12 marzo, 2012

Los olvidados.

Dedicada a aquellos que cultivan, aman, respiran, conviven
admiran, respetan, defienden y viven con la tierra.






Los olvidados.*


La neblina cubría los campos, las hojas y la montañas, y entre ella, poco a poco, empezaban a escabullirse algunos rayos de sol. El aire era húmedo y tenía aroma a la tierra que nos da de comer. Los pájaros empezaban a cantar. Había llegado el momento. 

De repente, ambos abrieron sus ojos, miraban el techo de tejas baratas y palos que las sostenían. Respiraron profundo, y se dispusieron a levantarse; pero antes, pasaron unos instantes mirándose y se besaron, y de nuevo se miraron. Se levantaron y atravesaron el umbral, dejando así el cuarto vacío. Se prepararon su desayuno, algo simple: café y pan. Se lavaron el rostro nada más. Aseguraron las puertas de su casa, la dejarían sola; y se dispusieron a caminar. 

El sol continuaba asomando las narices entre las nubes. Era un día, como muchos otros, fresco, cálido y hermoso. Él llevaba un azadón y ella un canasto. Caminaban por caminos de tierra, barro y piedra, sus pies besaban la tierra y su nariz jugaba con el aire. Salieron a buscar el alimento del mundo... 

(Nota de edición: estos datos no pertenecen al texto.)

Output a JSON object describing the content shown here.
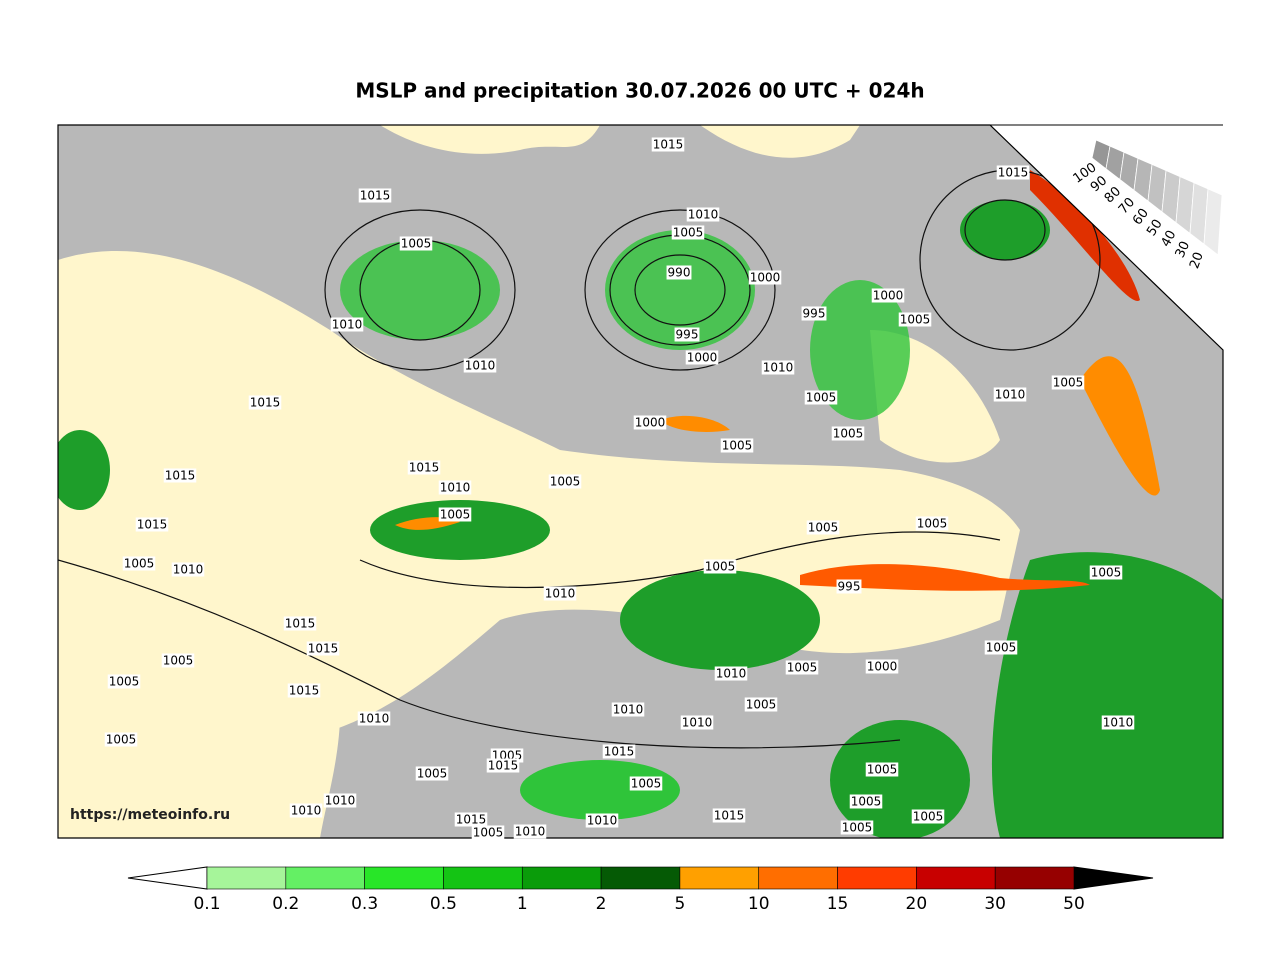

Aquél, con su azadón, hacía bailar la tierra, de un lado a otro, marcando surcos, haciendo círculos, dejándola lista para que diera a luz, muy pronto, algunas formas de Vida. Afablemente tomaba semillas de su bolsillo y las regaba por doquier, con una sonrisa dibujada en el rostro y, aun con el implacable sol en las espaldas, su alma estaba contenta. 

Mientras tanto, Ella recogía deliciosos frutos y cultivos, uno a uno, con esas manos de mujer, capaces de engendrar revoluciones y asimismo de criar humanos. Y de vez en cuando, si podía, también recogía flores, para olerlas, mirarlas y para amarlas para siempre. Para ver allí, en ellas, su reflejo. 

Y así pasaban todo el día, sólo se detenían a almorzar, beber algo y descansar un poco. Estaban a algunos metros el uno del otro, a pesar de la distancia se podían ver, sus miradas se encontraban y sus sonrisas relucían. Cuando cayó la noche, regresaron por el mismo camino, ése que en la mañana los condujo a esas tierras plagadas de felicidad y naturaleza. Era momento de regresar a casa, el sol caía y la luna ya los miraba atentos. 

Llegaron. Intercambiaron pocas palabras. Se miraban. Sonrieron. Cuando era momento de descansar, muy temprano, ya bajo una oscuridad total, se durmieron, mañana sería otro día, otro comienzo, otro destino... 

Y nunca sabrán quizá, aquellos dos humildes campesinos -ni todos los campesinos que existen-, el valor de su vida y de sus obras, nunca nadie les dirán "Gracias", nunca sabrán el valor de su labor, nunca conocerán tecnologías, comodidades o modas. Y aunque no sepan estas cosas, ellos están felices de sus arrugas dadas por el tiempo, su rancho entre el monte, su vida humilde y sus tardes de sol, sus noches de lluvia, la vida y el aroma de su tierra, el paisaje que contemplan sus ojos, de tenerse el uno al otro.
Quizá gracias a este corto texto ellos dejan de ser Los Olvidados.  El mundo se queja y reclama por más lujos y privilegios, por injusticias y corrupción, por sueños rotos y lagrimas olvidadas, por amores imposibles y amistades quebradas, por cielos nublados y ríos contaminados, por edificios caídos y polvaredas levantadas, por conocidos muertos y nacidos indeseados... A pesar de todo eso que pasa en el mundo: ellos son felices, no por indiferencia o ignorancia, sino por su sabiduría y amor a la vida, y eso es algo que debemos admirar todos los hombres.





Inspirada en El Lazo, canción de Víctor Jara y en Pedro Páramo, novela de Juan Rulfo.